Before we begin our experiments, let's import some boilerplate libraries that we will need as well as define a function for plotting the datpoints with memberships colored.

In [ ]:
import numpy as np
import matplotlib.pyplot as plt

def plot_data_with_memberships(assignments, k):
    for group in range(k):
        cluster = data[assignments == group]
        plt.scatter(cluster[:, 0], cluster[:, 1], label=group, alpha=0.7)
    
    plt.xlabel('Feature 1')
    plt.ylabel('Feature 2')
    plt.legend(loc='upper left')
    plt.show()


def plot_intra_group_variation(trials, scores):
    plt.scatter(range(trials), scores)
    plt.xlabel('Iteration')
    plt.ylabel('Intra-group variation')
    plt.show()

### Experiment 1: Initialization

In [ ]:
# Step 1: Import our KMeans class
from kmeans import KMeans

# Step 2: Load in the provided data file “gaussguess.csv” and create a 2D Numpy array from it.
datapath = 'gaussguess.csv'
data = np.loadtxt(datapath, delimiter=',')

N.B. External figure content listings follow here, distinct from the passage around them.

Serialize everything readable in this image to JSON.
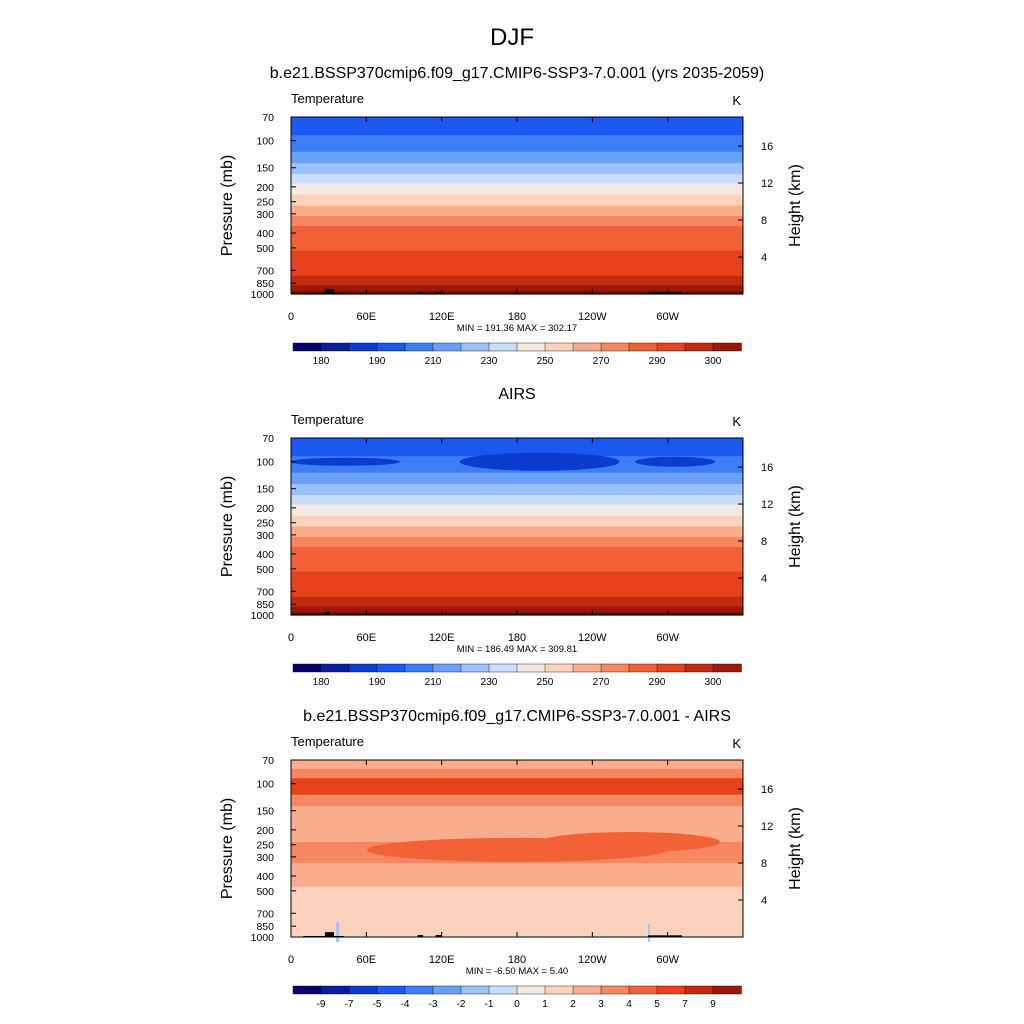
{
  "figure": {
    "season": "DJF"
  },
  "colors": {
    "temperature_levels": [
      "#08006b",
      "#0a1fa0",
      "#0c3bd0",
      "#1a58f0",
      "#3c7ef5",
      "#6aa0f8",
      "#9cc2fb",
      "#c9defc",
      "#f3e9e0",
      "#fcd2bd",
      "#f9ad8d",
      "#f68760",
      "#f26236",
      "#e8421a",
      "#c42a0f",
      "#9c1808",
      "#6e0c04"
    ],
    "difference_levels": [
      "#08006b",
      "#0a1fa0",
      "#0c3bd0",
      "#1a58f0",
      "#3c7ef5",
      "#6aa0f8",
      "#9cc2fb",
      "#c9defc",
      "#f3e9e0",
      "#fcd2bd",
      "#f9ad8d",
      "#f68760",
      "#f26236",
      "#e8421a",
      "#c42a0f",
      "#9c1808",
      "#6e0c04"
    ],
    "terrain": "#000000"
  },
  "chart_data": [
    {
      "type": "heatmap",
      "title": "b.e21.BSSP370cmip6.f09_g17.CMIP6-SSP3-7.0.001 (yrs 2035-2059)",
      "left_label": "Temperature",
      "units": "K",
      "ylabel": "Pressure (mb)",
      "ylabel_right": "Height (km)",
      "x_ticks": [
        "0",
        "60E",
        "120E",
        "180",
        "120W",
        "60W"
      ],
      "y_ticks": [
        "70",
        "100",
        "150",
        "200",
        "250",
        "300",
        "400",
        "500",
        "700",
        "850",
        "1000"
      ],
      "y_ticks_right": [
        "4",
        "8",
        "12",
        "16"
      ],
      "stats": "MIN = 191.36  MAX = 302.17",
      "colorbar_labels": [
        "180",
        "190",
        "210",
        "230",
        "250",
        "270",
        "290",
        "300"
      ]
    },
    {
      "type": "heatmap",
      "title": "AIRS",
      "left_label": "Temperature",
      "units": "K",
      "ylabel": "Pressure (mb)",
      "ylabel_right": "Height (km)",
      "x_ticks": [
        "0",
        "60E",
        "120E",
        "180",
        "120W",
        "60W"
      ],
      "y_ticks": [
        "70",
        "100",
        "150",
        "200",
        "250",
        "300",
        "400",
        "500",
        "700",
        "850",
        "1000"
      ],
      "y_ticks_right": [
        "4",
        "8",
        "12",
        "16"
      ],
      "stats": "MIN = 186.49  MAX = 309.81",
      "colorbar_labels": [
        "180",
        "190",
        "210",
        "230",
        "250",
        "270",
        "290",
        "300"
      ]
    },
    {
      "type": "heatmap",
      "title": "b.e21.BSSP370cmip6.f09_g17.CMIP6-SSP3-7.0.001 - AIRS",
      "left_label": "Temperature",
      "units": "K",
      "ylabel": "Pressure (mb)",
      "ylabel_right": "Height (km)",
      "x_ticks": [
        "0",
        "60E",
        "120E",
        "180",
        "120W",
        "60W"
      ],
      "y_ticks": [
        "70",
        "100",
        "150",
        "200",
        "250",
        "300",
        "400",
        "500",
        "700",
        "850",
        "1000"
      ],
      "y_ticks_right": [
        "4",
        "8",
        "12",
        "16"
      ],
      "stats": "MIN =  -6.50  MAX =   5.40",
      "colorbar_labels": [
        "-9",
        "-7",
        "-5",
        "-4",
        "-3",
        "-2",
        "-1",
        "0",
        "1",
        "2",
        "3",
        "4",
        "5",
        "7",
        "9"
      ]
    }
  ]
}
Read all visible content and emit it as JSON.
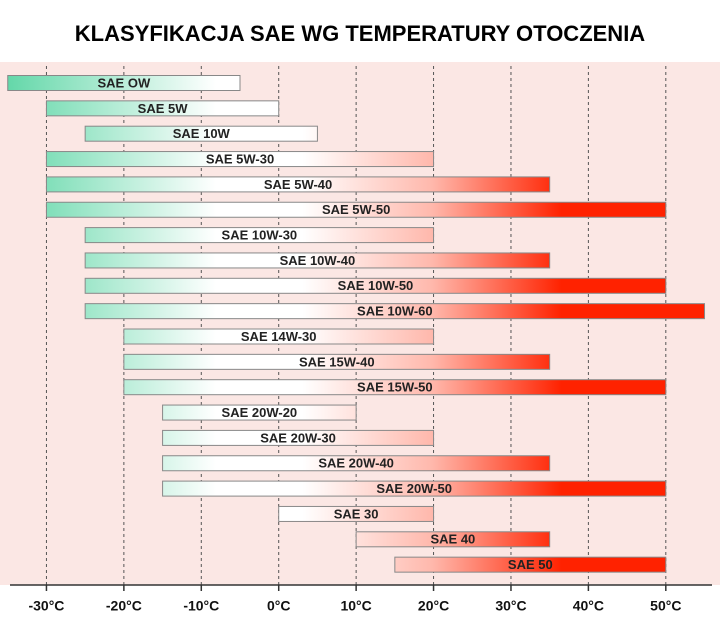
{
  "chart_data": {
    "type": "range",
    "title": "KLASYFIKACJA  SAE  WG TEMPERATURY OTOCZENIA",
    "categories": [
      "SAE OW",
      "SAE 5W",
      "SAE 10W",
      "SAE 5W-30",
      "SAE 5W-40",
      "SAE 5W-50",
      "SAE 10W-30",
      "SAE 10W-40",
      "SAE 10W-50",
      "SAE 10W-60",
      "SAE 14W-30",
      "SAE 15W-40",
      "SAE 15W-50",
      "SAE 20W-20",
      "SAE 20W-30",
      "SAE 20W-40",
      "SAE 20W-50",
      "SAE 30",
      "SAE 40",
      "SAE 50"
    ],
    "low": [
      -35,
      -30,
      -25,
      -30,
      -30,
      -30,
      -25,
      -25,
      -25,
      -25,
      -20,
      -20,
      -20,
      -15,
      -15,
      -15,
      -15,
      0,
      10,
      15
    ],
    "high": [
      -5,
      0,
      5,
      20,
      35,
      50,
      20,
      35,
      50,
      55,
      20,
      35,
      50,
      10,
      20,
      35,
      50,
      20,
      35,
      50
    ],
    "colors": {
      "cold": "#5ed6a6",
      "hot": "#ff2200"
    },
    "xlim": [
      -36,
      57
    ],
    "xticks": [
      {
        "value": -30,
        "label": "-30°C"
      },
      {
        "value": -20,
        "label": "-20°C"
      },
      {
        "value": -10,
        "label": "-10°C"
      },
      {
        "value": 0,
        "label": "0°C"
      },
      {
        "value": 10,
        "label": "10°C"
      },
      {
        "value": 20,
        "label": "20°C"
      },
      {
        "value": 30,
        "label": "30°C"
      },
      {
        "value": 40,
        "label": "40°C"
      },
      {
        "value": 50,
        "label": "50°C"
      }
    ],
    "grid": true
  }
}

# Step 3: Run model on the given dataset with parameters `k = 3` and `iterations = 10` and plot first two dimensions
k = 3
iterations = 10
model = KMeans(k, iterations)
assignments = model.fit_predict(data)

plot_data_with_memberships(assignments, model.k)

### Experiment 2: Local Optima

In [ ]:
# Step 1: Run KMeans 5 times using `k = 3` and `iterations = 10`, storing the intra-group variation (score) in a NumPy vector. Then plot the datapoints with group membership colored. 
trials = 5
scores = np.zeros(5)
for trial in range(trials):
    model = KMeans(k, iterations)
    assignments = model.fit_predict(data)
    scores[trial] = model.score(data)
    plot_data_with_memberships(assignments, model.k)

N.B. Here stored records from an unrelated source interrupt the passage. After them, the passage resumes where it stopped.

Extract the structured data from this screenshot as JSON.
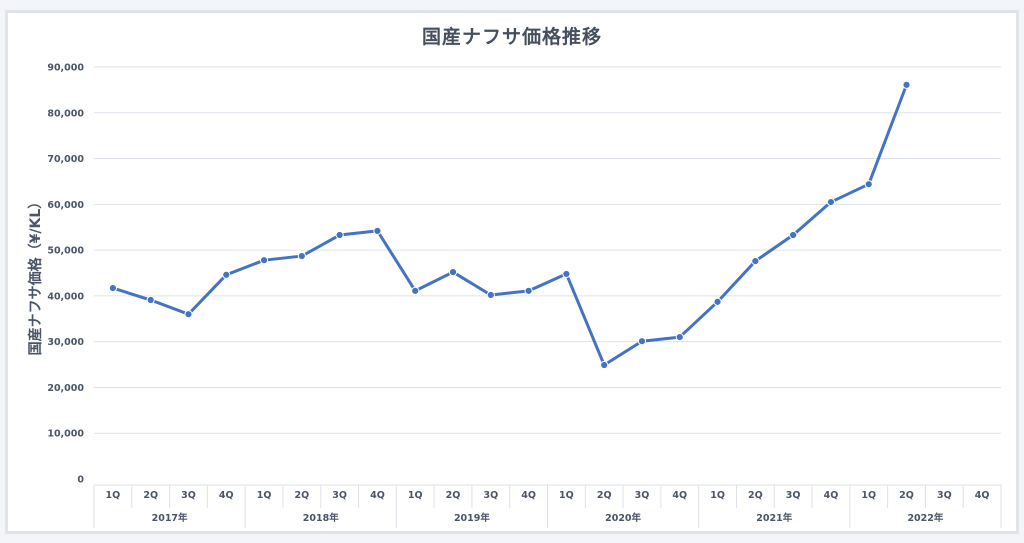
{
  "chart_data": {
    "type": "line",
    "title": "国産ナフサ価格推移",
    "xlabel": "",
    "ylabel": "国産ナフサ価格（¥/KL）",
    "ylim": [
      0,
      90000
    ],
    "yticks": [
      0,
      10000,
      20000,
      30000,
      40000,
      50000,
      60000,
      70000,
      80000,
      90000
    ],
    "ytick_labels": [
      "0",
      "10,000",
      "20,000",
      "30,000",
      "40,000",
      "50,000",
      "60,000",
      "70,000",
      "80,000",
      "90,000"
    ],
    "grid": true,
    "legend": "none",
    "line_color": "#4472c4",
    "groups": [
      "2017年",
      "2018年",
      "2019年",
      "2020年",
      "2021年",
      "2022年"
    ],
    "quarters": [
      "1Q",
      "2Q",
      "3Q",
      "4Q"
    ],
    "categories": [
      "2017年 1Q",
      "2017年 2Q",
      "2017年 3Q",
      "2017年 4Q",
      "2018年 1Q",
      "2018年 2Q",
      "2018年 3Q",
      "2018年 4Q",
      "2019年 1Q",
      "2019年 2Q",
      "2019年 3Q",
      "2019年 4Q",
      "2020年 1Q",
      "2020年 2Q",
      "2020年 3Q",
      "2020年 4Q",
      "2021年 1Q",
      "2021年 2Q",
      "2021年 3Q",
      "2021年 4Q",
      "2022年 1Q",
      "2022年 2Q",
      "2022年 3Q",
      "2022年 4Q"
    ],
    "series": [
      {
        "name": "国産ナフサ価格",
        "values": [
          41700,
          39100,
          36000,
          44600,
          47800,
          48700,
          53300,
          54200,
          41100,
          45200,
          40200,
          41100,
          44800,
          24900,
          30100,
          31000,
          38700,
          47600,
          53300,
          60500,
          64400,
          86100,
          null,
          null
        ]
      }
    ]
  }
}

# Step 2: Plot each intra-group variation from each evaluation. 
plot_intra_group_variation(trials, scores)

As we can see, intra-group variation is not the same between variations. I don't think we can expect it to be either because the first step of the K-Means algorithm is random selection of initial cluster centers.

### Experiment 3: Selecting K

In [ ]:
# Step 1: Run KMeans 10 times storing the intra-group variation in a NumPy vector each time and plot the datapoints with group membership colored. 
trials = 10
k = 10
scores = np.zeros(10)
for trial, trial_k in zip(range(trials), range(1, k+1)):
    model = KMeans(trial_k, iterations)
    assignments = model.fit_predict(data)
    scores[trial] = model.score(data)
    plot_data_with_memberships(assignments, model.k)

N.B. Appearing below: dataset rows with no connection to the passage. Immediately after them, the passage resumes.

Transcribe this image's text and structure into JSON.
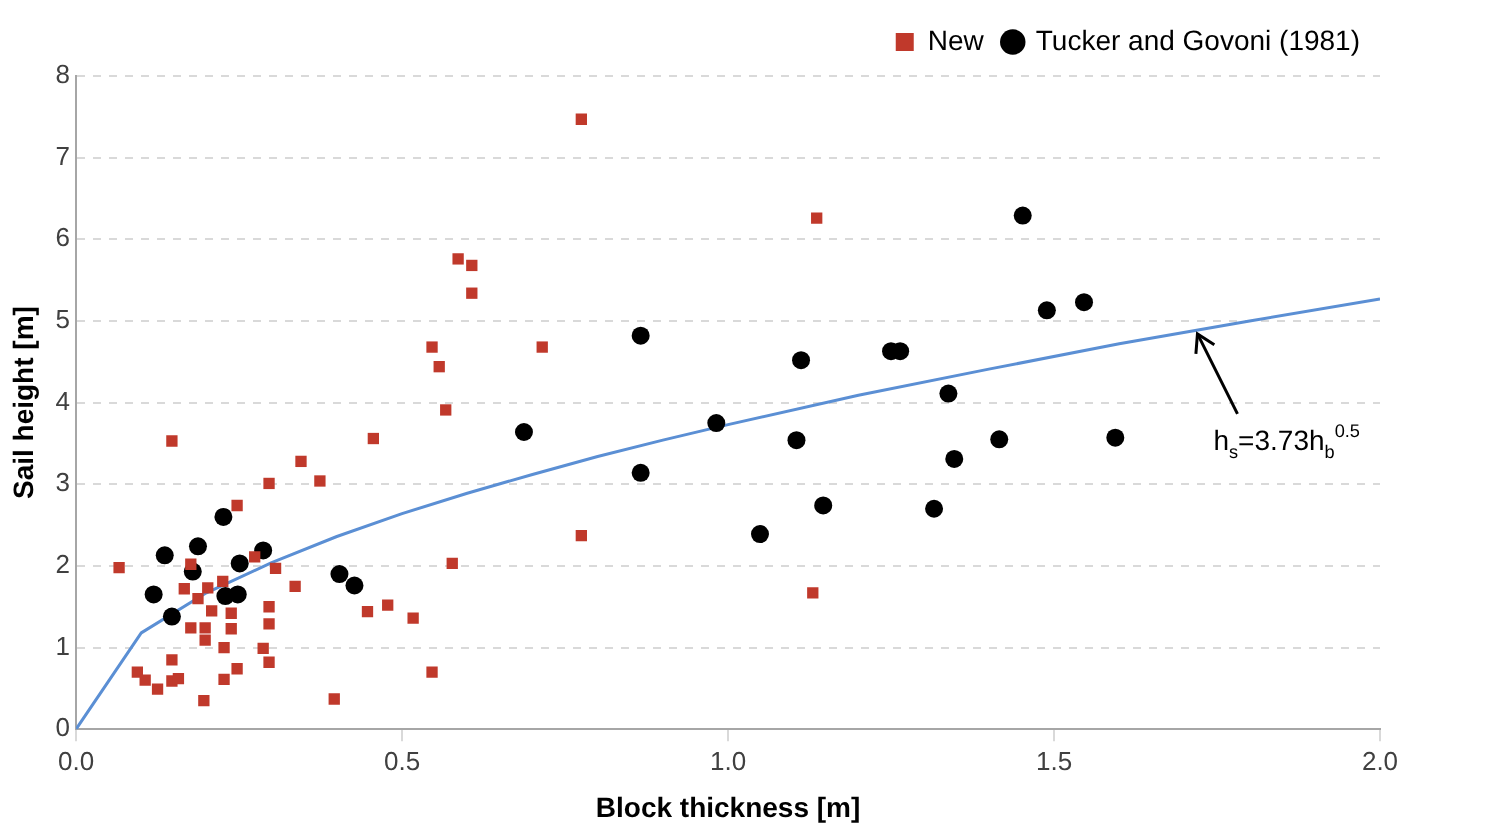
{
  "chart_data": {
    "type": "scatter",
    "xlabel": "Block thickness [m]",
    "ylabel": "Sail height [m]",
    "xlim": [
      0,
      2
    ],
    "xticks": [
      {
        "value": 0,
        "label": "0.0"
      },
      {
        "value": 0.5,
        "label": "0.5"
      },
      {
        "value": 1,
        "label": "1.0"
      },
      {
        "value": 1.5,
        "label": "1.5"
      },
      {
        "value": 2,
        "label": "2.0"
      }
    ],
    "ylim": [
      0,
      8
    ],
    "yticks": [
      0,
      1,
      2,
      3,
      4,
      5,
      6,
      7,
      8
    ],
    "grid": "y",
    "legend": "top right",
    "series": [
      {
        "name": "New",
        "color": "#c0392b",
        "marker": "square",
        "x": [
          0.147,
          0.066,
          0.247,
          0.296,
          0.345,
          0.374,
          0.456,
          0.567,
          0.577,
          0.176,
          0.274,
          0.306,
          0.336,
          0.166,
          0.202,
          0.225,
          0.187,
          0.208,
          0.238,
          0.238,
          0.296,
          0.296,
          0.176,
          0.198,
          0.198,
          0.227,
          0.287,
          0.296,
          0.247,
          0.147,
          0.094,
          0.106,
          0.125,
          0.147,
          0.157,
          0.227,
          0.196,
          0.396,
          0.447,
          0.478,
          0.517,
          0.546,
          0.775,
          1.136,
          0.586,
          0.607,
          0.607,
          0.546,
          0.557,
          0.715,
          0.775,
          1.13
        ],
        "values": [
          3.53,
          1.98,
          2.74,
          3.01,
          3.28,
          3.04,
          3.56,
          3.91,
          2.03,
          2.02,
          2.11,
          1.97,
          1.75,
          1.72,
          1.73,
          1.81,
          1.6,
          1.45,
          1.42,
          1.23,
          1.5,
          1.29,
          1.24,
          1.24,
          1.09,
          1.0,
          0.99,
          0.82,
          0.74,
          0.85,
          0.7,
          0.6,
          0.49,
          0.59,
          0.62,
          0.61,
          0.35,
          0.37,
          1.44,
          1.52,
          1.36,
          0.7,
          7.47,
          6.26,
          5.76,
          5.68,
          5.34,
          4.68,
          4.44,
          4.68,
          2.37,
          1.67
        ]
      },
      {
        "name": "Tucker and Govoni (1981)",
        "color": "#000000",
        "marker": "circle",
        "x": [
          0.136,
          0.187,
          0.226,
          0.179,
          0.251,
          0.287,
          0.119,
          0.147,
          0.229,
          0.248,
          0.404,
          0.427,
          0.866,
          0.687,
          0.982,
          1.112,
          1.105,
          0.866,
          1.049,
          1.146,
          1.316,
          1.338,
          1.347,
          1.452,
          1.489,
          1.546,
          1.25,
          1.264,
          1.594,
          1.416
        ],
        "values": [
          2.13,
          2.24,
          2.6,
          1.93,
          2.03,
          2.19,
          1.65,
          1.38,
          1.63,
          1.65,
          1.9,
          1.76,
          4.82,
          3.64,
          3.75,
          4.52,
          3.54,
          3.14,
          2.39,
          2.74,
          2.7,
          4.11,
          3.31,
          6.29,
          5.13,
          5.23,
          4.63,
          4.63,
          3.57,
          3.55
        ]
      },
      {
        "type": "line",
        "color": "#5b8fd4",
        "marker": "none",
        "x": [
          0,
          0.1,
          0.2,
          0.3,
          0.4,
          0.5,
          0.6,
          0.7,
          0.8,
          0.9,
          1.0,
          1.2,
          1.4,
          1.6,
          1.8,
          2.0
        ],
        "values": [
          0,
          1.18,
          1.67,
          2.04,
          2.36,
          2.64,
          2.89,
          3.12,
          3.34,
          3.54,
          3.73,
          4.09,
          4.41,
          4.72,
          5.0,
          5.27
        ]
      }
    ],
    "annotations": [
      {
        "text": "h$_{s}$=3.73h$_{b}$$^{0.5}$",
        "x": 1.72,
        "y": 4.89
      }
    ]
  }
}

# Step 2: Plot k vs the within-cluster variance calculated by the score() method. 
plot_intra_group_variation(trials, scores)

As we can see, as we increase k, the intragroup variation generally decreases, however with diminishing returns. At `k = 2`/`k = 3`, the intragroup variation relatively levels out. This point is referred to as the "elbow", i.e. where adding more clusters doesn't give much better modeling of the data 

## Questions

a. Based on the plot of k vs the within-cluster variance, what which value of k do you think
is most appropriate?

* I think the value of `k` most appropriate for the model is 2 based on the plot of k vs the within-cluster variance, because it is right about at the "elbow" point where the 2 clusters explain a lot of the variance that was there with lower values of k, but any more than 2 would seem to be marginal reduction of intra-group variation. 

b. Based on your scatter plots, what value of k do you think is most appropriate? Did you
come to the same answer as you did for (a)?

* Intuitively looking at the datapoint scatter plots show that `k = 3` is likely a good choice because there looks to be 3 groupings. This is not the same as (a) where it looked like `k = 2` would be a good choice. `k = 3` is slightly past the elbow.

c. Scikit-Learn's KMeans implementation runs KMeans 10 times by default and picks the
best clustering according to inertia. Why do you think it might do this?

* Running KMeans 10 times and picking the best clustering according to inertia seems like a decent method to get a good value of K, without being able to see the data being plotted, avoiding bad groupings from bad initial centroids. I don't think it would be neccassary to have more than 10 for most datasets.